For those that haven’t been to New York, bump your travel itinerary up to include a visit to one of the world’s best (if not best) cities in the world.
New York is multi-cultural, it’s hospitable, quite safe for a city of it’s size, culturally vibrant, beautiful, a food lovers paradise and full of energy.
I’ll never forget the first time I landed in New York: it was night and I never before had seen a city lit up so brightly by lights. Maybe it’s just me but my body is constantly a’rush from adrenalin, being in the action, amid so many people and feeling the pulse of this great city.
While in New York, I’m going to further explore the city and many of it’s storied neighborhoods, check out the Greektown in Astoria, the exciting restaurants that are part of the “new wave” of Greek cuisine and with some good fortune, meet some fellow food bloggers who live in the New York City area.
If you’re in the area, contact me via email and I’d love to meet you …this would be a highlight of my trip!
Since we’re on the topic of the Big Apple, I made a elegant dessert using quince. Us Greeks call quince “Kydonia” and the French call them Pommes de Cydon.
Quince look like an rugged apple and the flesh is quite firm – not edible raw.
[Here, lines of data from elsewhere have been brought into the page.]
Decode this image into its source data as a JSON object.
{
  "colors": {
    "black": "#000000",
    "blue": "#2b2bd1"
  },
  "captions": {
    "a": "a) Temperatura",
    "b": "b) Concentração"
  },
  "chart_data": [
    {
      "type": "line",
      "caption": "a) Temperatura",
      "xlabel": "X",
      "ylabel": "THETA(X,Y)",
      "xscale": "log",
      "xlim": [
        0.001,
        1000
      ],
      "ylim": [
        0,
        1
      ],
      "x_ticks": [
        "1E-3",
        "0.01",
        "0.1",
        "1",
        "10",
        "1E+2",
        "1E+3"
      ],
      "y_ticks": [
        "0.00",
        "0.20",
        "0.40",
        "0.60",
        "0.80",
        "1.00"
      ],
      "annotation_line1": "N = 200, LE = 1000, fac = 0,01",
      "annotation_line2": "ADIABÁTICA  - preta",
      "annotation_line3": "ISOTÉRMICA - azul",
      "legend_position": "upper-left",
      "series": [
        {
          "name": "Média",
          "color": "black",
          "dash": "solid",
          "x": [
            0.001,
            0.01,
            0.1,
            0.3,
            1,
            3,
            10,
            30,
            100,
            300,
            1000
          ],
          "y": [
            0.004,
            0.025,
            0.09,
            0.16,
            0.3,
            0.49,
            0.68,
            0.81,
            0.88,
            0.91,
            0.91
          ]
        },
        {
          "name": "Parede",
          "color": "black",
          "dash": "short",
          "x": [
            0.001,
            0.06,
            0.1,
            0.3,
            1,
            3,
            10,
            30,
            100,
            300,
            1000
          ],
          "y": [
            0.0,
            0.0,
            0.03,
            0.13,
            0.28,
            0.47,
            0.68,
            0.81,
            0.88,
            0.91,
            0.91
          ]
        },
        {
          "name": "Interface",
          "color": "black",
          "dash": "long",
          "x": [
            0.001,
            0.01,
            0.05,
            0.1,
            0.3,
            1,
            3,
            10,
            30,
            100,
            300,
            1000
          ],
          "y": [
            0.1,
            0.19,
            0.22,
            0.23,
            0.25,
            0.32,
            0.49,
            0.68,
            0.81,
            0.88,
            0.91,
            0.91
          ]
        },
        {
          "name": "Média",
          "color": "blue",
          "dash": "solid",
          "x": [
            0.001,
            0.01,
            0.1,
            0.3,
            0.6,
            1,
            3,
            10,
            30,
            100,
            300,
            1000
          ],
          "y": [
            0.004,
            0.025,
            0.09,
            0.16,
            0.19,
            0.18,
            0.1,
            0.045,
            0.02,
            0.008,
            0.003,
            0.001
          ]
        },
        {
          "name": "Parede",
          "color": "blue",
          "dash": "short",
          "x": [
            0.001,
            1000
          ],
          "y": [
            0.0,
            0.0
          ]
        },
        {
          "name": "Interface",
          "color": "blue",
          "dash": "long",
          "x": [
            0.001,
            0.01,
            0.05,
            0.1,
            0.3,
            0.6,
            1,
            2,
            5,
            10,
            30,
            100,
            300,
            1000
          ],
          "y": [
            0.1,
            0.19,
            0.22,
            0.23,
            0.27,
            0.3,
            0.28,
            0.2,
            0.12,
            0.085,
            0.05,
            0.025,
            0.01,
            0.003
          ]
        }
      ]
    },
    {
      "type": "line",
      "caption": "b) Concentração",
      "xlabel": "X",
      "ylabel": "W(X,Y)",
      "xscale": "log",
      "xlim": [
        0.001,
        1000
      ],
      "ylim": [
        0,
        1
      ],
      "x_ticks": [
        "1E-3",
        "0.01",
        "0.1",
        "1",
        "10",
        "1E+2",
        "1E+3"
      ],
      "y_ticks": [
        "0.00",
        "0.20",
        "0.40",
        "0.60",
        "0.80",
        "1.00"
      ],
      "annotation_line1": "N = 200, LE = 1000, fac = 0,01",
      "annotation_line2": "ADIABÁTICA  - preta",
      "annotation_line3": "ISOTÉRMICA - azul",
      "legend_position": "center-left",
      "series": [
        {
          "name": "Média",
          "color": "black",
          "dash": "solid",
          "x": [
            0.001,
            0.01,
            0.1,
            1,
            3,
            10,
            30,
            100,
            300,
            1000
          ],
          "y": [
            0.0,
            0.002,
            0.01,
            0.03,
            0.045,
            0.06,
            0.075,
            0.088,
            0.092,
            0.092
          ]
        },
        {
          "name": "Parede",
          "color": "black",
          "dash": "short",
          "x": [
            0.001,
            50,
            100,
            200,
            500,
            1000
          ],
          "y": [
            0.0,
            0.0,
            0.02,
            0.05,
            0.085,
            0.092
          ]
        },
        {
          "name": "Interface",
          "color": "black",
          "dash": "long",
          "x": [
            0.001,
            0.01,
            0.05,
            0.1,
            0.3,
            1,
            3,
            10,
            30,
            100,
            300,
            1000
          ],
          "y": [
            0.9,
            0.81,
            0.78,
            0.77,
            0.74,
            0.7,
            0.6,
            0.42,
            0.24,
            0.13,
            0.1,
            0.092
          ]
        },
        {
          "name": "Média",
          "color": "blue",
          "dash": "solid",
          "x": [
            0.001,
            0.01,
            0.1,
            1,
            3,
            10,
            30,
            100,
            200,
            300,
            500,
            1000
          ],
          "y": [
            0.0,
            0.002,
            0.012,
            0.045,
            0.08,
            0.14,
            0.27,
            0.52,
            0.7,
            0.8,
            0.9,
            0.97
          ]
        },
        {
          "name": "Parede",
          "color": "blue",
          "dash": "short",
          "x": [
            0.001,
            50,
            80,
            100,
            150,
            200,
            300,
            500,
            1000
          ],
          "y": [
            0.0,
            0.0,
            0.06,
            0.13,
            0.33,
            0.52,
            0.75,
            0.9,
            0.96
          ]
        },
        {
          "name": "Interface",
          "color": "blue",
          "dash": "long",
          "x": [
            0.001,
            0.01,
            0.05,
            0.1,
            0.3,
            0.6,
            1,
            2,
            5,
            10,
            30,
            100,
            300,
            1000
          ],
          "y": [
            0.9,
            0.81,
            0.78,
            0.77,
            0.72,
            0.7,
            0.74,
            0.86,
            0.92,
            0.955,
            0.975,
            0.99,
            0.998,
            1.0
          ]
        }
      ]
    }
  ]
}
Quince are used in sweet and savory cooking and it’s often paired with pork or made into a preserve or this case, poached.
The first attraction one has to quince is it’s aroma. One only needs to walk past a tree of ripe quince or pass a fruit stand to know that some quince are nearby.
Plutarch reports that a Greek bride would nibble a quince to perfume her kiss before entering the bridal chamber, “in order that the first greeting may not be disagreeable nor unpleasant” (Roman Questions 3.65).
Inspration for this dish came from Angela’s Food Love. About a month ago she shared a poached pear dish that immediately made me perk up and bookmark this dish. Angela usually posts one dish per week and each and everytime I get notice of her dish, I’m never disappointed, often delighted. I encourage you to visit Angela’s blog…tell her “Kalofagas” sent ya!
Taking inspiration from Angela’s dish, I applied some Greek ingredients (including quince) and poached it an aromatic bath of Greek red wine, spices and I made a mixture of strained Greek yogurt, Manouri cheese and honey and piped it into the center.
1 bottle of good Greek red wine
4 quince, peeled and cored
1 cinnamon stick
4-5 whole cloves
1/2 cup Petimezi
1/2 cup honey
splash of vanilla extract
8 oz. of room temperature Manouri cheese
1 cup strained Greek yogurt
3 Tbsp. of Greek honey
1 shot of Ouzo
- Into a pot large enough to hold your quince, add all the ingredients of your poaching liquid and bring to a boil. Lower to a simmer and gently drop your quince and poach your quince for about 20-30 minutes or until fork tender (you may have to flip your quince to poach both halves).
- Carefully remove the quince from the poaching liquid, strain the the liquid to remove the spices and return to your pot. Reduce over medium heat until you have a thick syrup. Remove from the heat and allow to cool.
- In a small bowl, add the Manouri cheese, strained Greek yogurt, Ouzo and honey and mix well with a spatula or a hand mixer. Spoon the contents into a piping bag or make your own with a disposable plastic bag and snip a small hole in one of the bottom corners.
- Assemble your dessert by spooning the wine syrup onto the plate’s bottom and then set the quince on top. Now pipe the Manouri filling into each hole in the middle of the quince and serve.
Petimezi is a syrup boiled down from the grape must during the wine harvest. Italians have a product called Saba and similar products can be found in Mid-Eastern stores called “grape syrup”.
Manouri cheese is made from the whey leftover from the cheese making process. It’s a young cheese that’s cross between a firm ricotta and mild but still tangy cream cheese. It works wonderful for savory and sweer dishes.